The bulk of the $125 billion will be dispersed among Uncle Sam’s own brokers, or in street parlance, Primary Dealers. Primary dealers are those financial firms anointed by the Federal Reserve to participate in the Fed’s open market activities and are required to participate to a significant degree in buying up Treasury securities at every Treasury auction.  In other words, without these firms, the U.S. Government would have no means of financing its own funding needs. 

Treasury, therefore, has an obvious conflict of interest in keeping these firms alive, even when they are the walking dead. Here’s how much of the $125 Billion the Fed’s Primary Dealers will collect: Citigroup, $25 Billion; JPMorgan Chase & Co., $25 Billion; Bank of America and its soon to be acquired brokerage, Merrill Lynch, $25 Billion; Goldman Sachs, $10 Billion; Morgan Stanley, $10 Billion.  In other words, of the first $125 billion outlay from the emergency bailout fund, 76% is going to shore up Uncle Sam’s brokers and $300,000 is going to retain one of Wall Street’s favorite law firms.

In 1988 there were 46 primary dealers.  That number had shrunk to 30 by 1999.  In June 2008 there were 20, in no small part as a result of the mergers facilitated by Simpson, Thacher & Bartlett.   In rapid succession since July, three more have disappeared from bad bets: Countrywide Securities (shotgun marriage with Bank of America); Lehman Brothers, bankrupt; Bear, Stearns (shotgun marriage with J.P. Morgan Securities). That currently leaves 17 and that number will drop to 16 when Merrill Lynch is folded into Bank of America. (The rest of the 16 primary dealers that are not getting part of the $125 billion are foreign banks.)

In addition to the repeal of the depression era, investor protection legislation known as the Glass Steagall Act, the removal of credit default swaps from regulation by the Commodity Futures Modernization Act of 2000, various U.S. Supreme Court decisions upholding Wall Street’s ability to run its own private justice system shrouded in darkness, there was one more key regulatory change that greased the tracks of this train wreck. On January 22, 1992 the Federal Reserve announced that its New York region would “discontinue the ‘dealer surveillance’ now exercised over Primary Dealers through the monitoring of specific Federal Reserve standards and through regular on-site inspection visits by Federal Reserve dealer surveillance staff.”

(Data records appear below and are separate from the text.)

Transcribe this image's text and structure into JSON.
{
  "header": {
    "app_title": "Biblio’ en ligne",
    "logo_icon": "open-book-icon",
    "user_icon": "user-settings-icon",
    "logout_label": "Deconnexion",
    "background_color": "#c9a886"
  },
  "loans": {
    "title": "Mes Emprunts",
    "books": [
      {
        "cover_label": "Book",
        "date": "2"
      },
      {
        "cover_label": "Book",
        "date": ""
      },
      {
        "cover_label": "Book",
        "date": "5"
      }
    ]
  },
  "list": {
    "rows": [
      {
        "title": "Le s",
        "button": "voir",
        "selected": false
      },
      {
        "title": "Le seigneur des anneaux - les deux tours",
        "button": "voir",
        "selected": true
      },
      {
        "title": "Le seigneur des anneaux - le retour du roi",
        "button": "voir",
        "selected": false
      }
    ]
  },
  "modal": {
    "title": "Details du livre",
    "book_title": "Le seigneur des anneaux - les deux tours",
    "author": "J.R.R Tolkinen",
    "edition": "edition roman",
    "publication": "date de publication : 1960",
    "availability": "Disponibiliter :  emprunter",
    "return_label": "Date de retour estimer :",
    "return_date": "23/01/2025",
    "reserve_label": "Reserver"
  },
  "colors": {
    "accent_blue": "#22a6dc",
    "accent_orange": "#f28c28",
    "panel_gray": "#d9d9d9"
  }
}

In other words, as bank consolidation left the country with fewer and fewer Primary Dealers and more and more “too big to fail candidates,” instead of beefing up surveillance, the Federal Reserve amazingly dropped inspections. Who was at the helm of the Federal Reserve when this nutty decision was made: the same man who lobbied for the repeal of the Glass Steagall Act that ushered in the merger of depositor banks with casino investment banks and brokerages; the same man who lobbied for the passage of the Commodity Futures Modernization Act of 2000 to allow for unregulated derivatives markets. The man, of course, is Alan Greenspan who served a breathtaking 19 years as Chairman of the Federal Reserve.  That, by the way, is the approximate number I would assign to how many years it will take to repair the collapse of confidence engendered by his crony wealth transfer system created under the guise of free market capitalism.